As a starting point, FuturEnzyme consortium obtained real-life products from industrial partners to guide enzyme development based on actual formulation constraints, performance benchmarks, and application requirements. Through a precision enzyme discovery phase, which included advanced screening programs, bioinformatics, computational and AI tools, we undertook a truly global bioprospecting effort, which, based on the analysis of more than 21,000 microbial genomes and over 1 billion sequences from public repositories, enabled the discovery of 1,300 novel enzymes across 20 activity types, most likely working under conditions that closely mimic the product-specific requirements. Advanced expression systems allowed production and testing of over 85% of the candidate enzymes. Computational and AI tools, combined with protein and supramolecular engineering techniques, allowed to create 300+ enzyme variants, improving catalytic performance and stability. Ultimately, 56 lead enzymes were identified, 20 produced at 10 L scale, and two scaled to 1,000 L fermentation, forming the basis of a ready-to-use enzyme kit. These tools and enzymes supported the development of 18 prototypes, including enzymatic hyaluronic acid production for cosmetics, enzyme-integrated detergents, and textile pre-treatment processes, and prototypes beyond the project scope in agri-feed and animal farming sectors, demonstrating wide applicability. Sustainability gains include cleaning at 20 °C, reducing water and energy use in detergents; ~82% lower climate impact in enzymatic hyaluronic acid hydrolysis; and 50% water and 43.7% electricity savings in textile pre-treatment versus conventional methods. FuturEnzyme’s exploitation strategy resulted in five new products, one process, and one method with market potential. Four exploitation actions (patents, licenses, trade secrets) and four business plans were launched. Five companies are positioned for market entry, while eight implemented internal innovations. A system for Nagoya Protocol compliance was established. Dissemination reached over 159,700 people through 157 activities and consumer surveys (~2,500 participants), with media campaigns reaching over 39 million. FuturEnzyme generated 59 peer-reviewed publications and trained 67 students and early-career researchers (47.8% female). On policy, FuturEnzyme contributed to three EU policy briefs.

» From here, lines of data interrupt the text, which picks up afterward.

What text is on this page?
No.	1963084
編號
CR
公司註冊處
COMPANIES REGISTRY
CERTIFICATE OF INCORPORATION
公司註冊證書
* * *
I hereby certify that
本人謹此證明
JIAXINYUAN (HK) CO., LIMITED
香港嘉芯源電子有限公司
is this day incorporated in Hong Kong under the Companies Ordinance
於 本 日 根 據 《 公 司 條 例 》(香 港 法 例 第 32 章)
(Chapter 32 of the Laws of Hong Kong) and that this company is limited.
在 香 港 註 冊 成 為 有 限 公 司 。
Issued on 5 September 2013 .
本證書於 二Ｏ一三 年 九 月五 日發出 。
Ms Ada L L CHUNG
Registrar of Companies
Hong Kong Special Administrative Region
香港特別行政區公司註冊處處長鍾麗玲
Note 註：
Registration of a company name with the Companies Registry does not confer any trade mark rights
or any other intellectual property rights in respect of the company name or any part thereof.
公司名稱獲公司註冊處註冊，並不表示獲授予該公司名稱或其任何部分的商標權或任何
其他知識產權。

FuturEnzyme’s advances span the entire innovation pipeline—from bioprospecting and enzyme discovery to their application in consumer products—supported by enabling platforms and socio-economic strategies. In microbial and enzyme exploration, the project catalogued over 22,000 archaeal and bacterial genomes—many from extremophiles—collected from more than 950 sites worldwide. From these, over 1,300 novel enzymes were identified, many distantly related to known homologues, with potential for implementation across future initiatives. Breakthroughs in enzyme expression included rapid screening platforms, genetic toolkits for robust chassis strains, and IP-free plasmids for Pichia pastoris, enabling efficient production in near-operational settings. In enzyme design, FuturEnzyme developed novel computational tools for scalable sequence searches based on user-defined requirements, and implemented innovative techniques to repurpose and enhance enzyme activity, stability, and reuse. The project also advanced enzyme-based processes beyond the state of the art, achieving the first scalable prototype for the sustainable production of low molecular weight hyaluronic acid tailored for cosmetics, and the first experimental setup using a Foulard machine for enzymatic removal of chemical additives from fabrics. Analysis of consumer preferences and sustainability attitude analyses offered unprecedented insights into willingness to pay for eco-innovative alternatives to conventional products and attributes in purchasing decisions, valuable information for future product positioning and outreach. Results demonstrated significant socio-economic impact, with innovations validated in (or close to) operational environments, including innovative hyaluronic acid products production and commercialization of a 56-enzyme kit by Biosynth. Licensing agreements, patents, and business plans position FuturEnzyme as a key driver of sustainable industrial transformation and European competitiveness.